A pesar de sus subrayados, el quinto largometraje de Mel Gibson ofrece escenas bélicas impactantes y un protagonista verídico bien interpretado por Andrew Garfield.
Puede que Watson, el primer robot médico de la Historia, llegue a salvar muchas vidas futuras, pero probablemente no comprenda la dimensión moral de su trabajo. Esa entrega era muy clara para Desmond Doss, un médico de infantería del ejército estadounidense que salvó más de 70 vidas en Okinawa (Japón) sin tocar un arma, como fiel cumplidor del mandato religioso “no matarás”.
Mel Gibson adapta la vida de la leyenda (que murió en 2006, a los 87 años) en su quinto largometraje, Hasta el último hombre, destilando devoción ciega como su héroe y sin mosquearse en el acercamiento al panfleto aleccionador, en el que las luces bíblicas conviven con el campo de batalla.
La película se despliega en tres actos ascéticos y contundentes dignos de una sesión de catequesis hollywoodense: todo comienza en Virginia, EE.UU., donde se cría el pequeño Doss. Familia humilde y adventista, padre alcohólico violento y ex combatiente en la Primera Guerra Mundial, madre abnegada y hermano con el que juega a las piñas hasta que ocurre el primer acercamiento a Dios: Doss casi mata al hermano con un ladrillo, y así la culpa lo lleva a asimilar el “No matarás” hasta las últimas consecuencias: años después, cuando está comprometido con la enfermera Dorothy Schutte (Teresa Palmer) y asume lentamente su vocación de médico, se enlista decidido a batallar en la Segunda Guerra Mundial desarmado y con el único propósito de rescatar a los suyos (esto se hará relativo en plena contienda, en una escena en que se muestra el vínculo del soldado con un neutralmente nacionalista Más Allá).

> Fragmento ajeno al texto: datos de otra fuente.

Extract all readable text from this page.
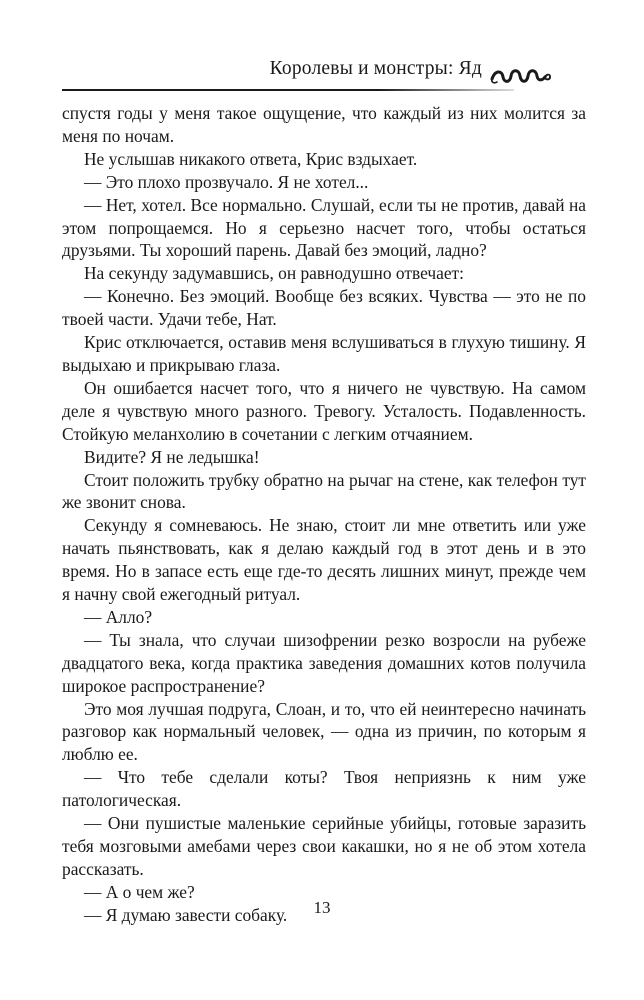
Королевы и монстры: Яд

спустя годы у меня такое ощущение, что каждый из них молится за меня по ночам.

Не услышав никакого ответа, Крис вздыхает.

— Это плохо прозвучало. Я не хотел...

— Нет, хотел. Все нормально. Слушай, если ты не против, давай на этом попрощаемся. Но я серьезно насчет того, чтобы остаться друзьями. Ты хороший парень. Давай без эмоций, ладно?

На секунду задумавшись, он равнодушно отвечает:

— Конечно. Без эмоций. Вообще без всяких. Чувства — это не по твоей части. Удачи тебе, Нат.

Крис отключается, оставив меня вслушиваться в глухую тишину. Я выдыхаю и прикрываю глаза.

Он ошибается насчет того, что я ничего не чувствую. На самом деле я чувствую много разного. Тревогу. Усталость. Подавленность. Стойкую меланхолию в сочетании с легким отчаянием.

Видите? Я не ледышка!

Стоит положить трубку обратно на рычаг на стене, как телефон тут же звонит снова.

Секунду я сомневаюсь. Не знаю, стоит ли мне ответить или уже начать пьянствовать, как я делаю каждый год в этот день и в это время. Но в запасе есть еще где-то десять лишних минут, прежде чем я начну свой ежегодный ритуал.

— Алло?

— Ты знала, что случаи шизофрении резко возросли на рубеже двадцатого века, когда практика заведения домашних котов получила широкое распространение?

Это моя лучшая подруга, Слоан, и то, что ей неинтересно начинать разговор как нормальный человек, — одна из причин, по которым я люблю ее.

— Что тебе сделали коты? Твоя неприязнь к ним уже патологическая.

— Они пушистые маленькие серийные убийцы, готовые заразить тебя мозговыми амебами через свои какашки, но я не об этом хотела рассказать.

— А о чем же?

— Я думаю завести собаку.	13
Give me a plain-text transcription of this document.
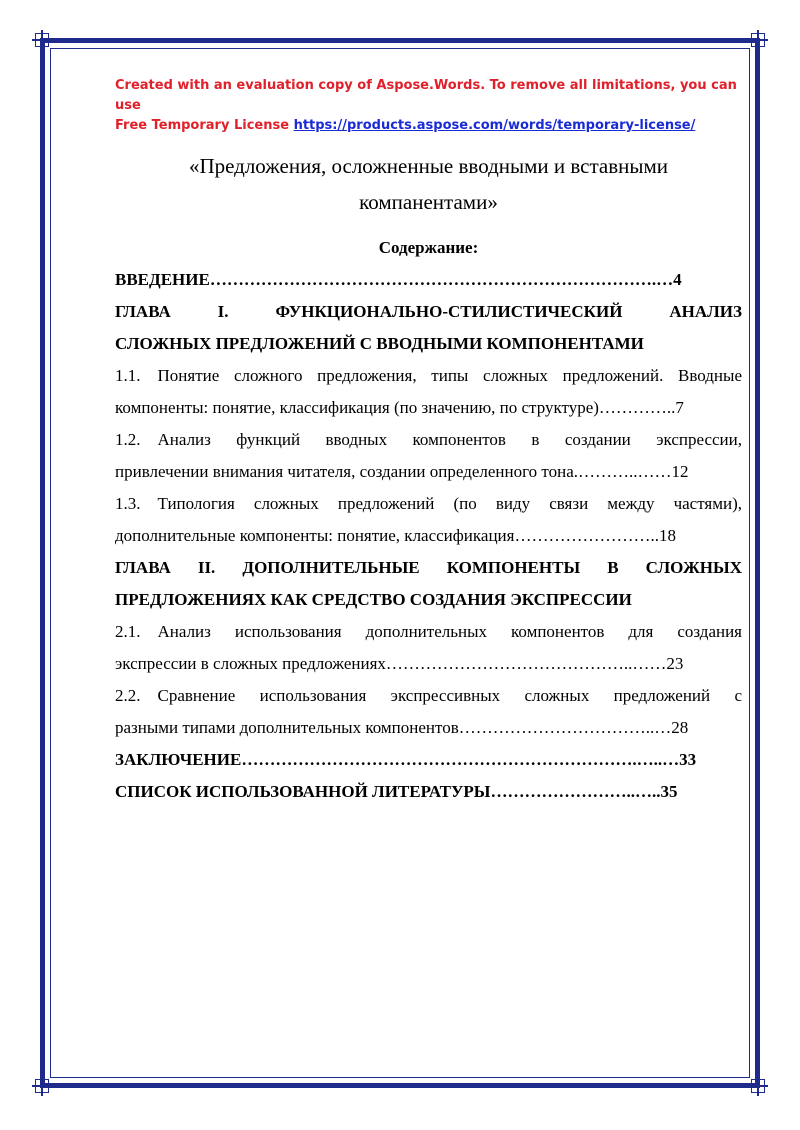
Created with an evaluation copy of Aspose.Words. To remove all limitations, you can use
Free Temporary License https://products.aspose.com/words/temporary-license/
«Предложения, осложненные вводными и вставными
компанентами»
Содержание:
ВВЕДЕНИЕ…………………………………………………………………….…4
ГЛАВА I. ФУНКЦИОНАЛЬНО-СТИЛИСТИЧЕСКИЙ АНАЛИЗ
СЛОЖНЫХ ПРЕДЛОЖЕНИЙ С ВВОДНЫМИ КОМПОНЕНТАМИ
1.1. Понятие сложного предложения, типы сложных предложений. Вводные
компоненты: понятие, классификация (по значению, по структуре)…………..7
1.2. Анализ функций вводных компонентов в создании экспрессии,
привлечении внимания читателя, создании определенного тона.………..……12
1.3. Типология сложных предложений (по виду связи между частями),
дополнительные компоненты: понятие, классификация……………………..18
ГЛАВА II. ДОПОЛНИТЕЛЬНЫЕ КОМПОНЕНТЫ В СЛОЖНЫХ
ПРЕДЛОЖЕНИЯХ КАК СРЕДСТВО СОЗДАНИЯ ЭКСПРЕССИИ
2.1. Анализ использования дополнительных компонентов для создания
экспрессии в сложных предложениях……………………………………..……23
2.2. Сравнение использования экспрессивных сложных предложений с
разными типами дополнительных компонентов……………………………..…28
ЗАКЛЮЧЕНИЕ…………………………………………………………….…..…33
СПИСОК ИСПОЛЬЗОВАННОЙ ЛИТЕРАТУРЫ……………………..…..35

En ese segundo acto en Fort Jackson afloran las crueldades de entrenamiento militar ya conocidas y se presentan los colegas pesados de Doss, que lo marginan hasta el cansancio por su reticencia a agarrar el rifle. Delgado, pequeño y más bueno que el pan (Andrew Garfield, inmejorable), Doss fue hecho para el bullying, al que resiste ofreciendo una y otra vez sus mejillas. Y se sale con las suyas: en poco tiempo llega con las tropas a Okinawa para participar en el dificilísimo avance en Hacksaw Ridge (tal el nombre original del filme), una llanura fantasmagóricamente neblinosa en las alturas en la que esperan los japoneses.
Será en ese tercer y último acto que Hasta el último hombre llegue a su literal cima: si hasta ahí las bajadas de línea eran amortiguadas con una narración sobria y segura, es en la instancia bélica (también dividida en tres, avance, retirada y contraataque) que el filme cobra sentido y revela su potencia: la materialidad de los cuerpos y la tierra y los disparos y las vísceras y las explosiones impacta de manera vívida, adrenalínica y escalofriante, y la visión posterior de Doss –que se queda solo en un asolado y moribundo Hacksaw Ridge para acometer su misión de salvataje– moviéndose sigiloso como un santo atleta llevando a sus compañeros en andas o arrastrándolos es sin dudas tan emocionante como curiosa, el hallazgo de un ícono de la negatividad que combate con el escondite, el salto, el silencio, el no-disparo.
Por eso no importa que en una crisis de fe Doss diga “Qué quieres de mi, no lo entiendo, no te escucho”, que se subraye cómo cimenta su virginidad asesina en un amague fallido de matar al padre o que ascienda en una camilla-altar hacia los cielos como un enviado del Señor: el credo excesivo de Gibson admite lo burdo y lo majestuoso, y eso es más motivo de celebración que de bullying.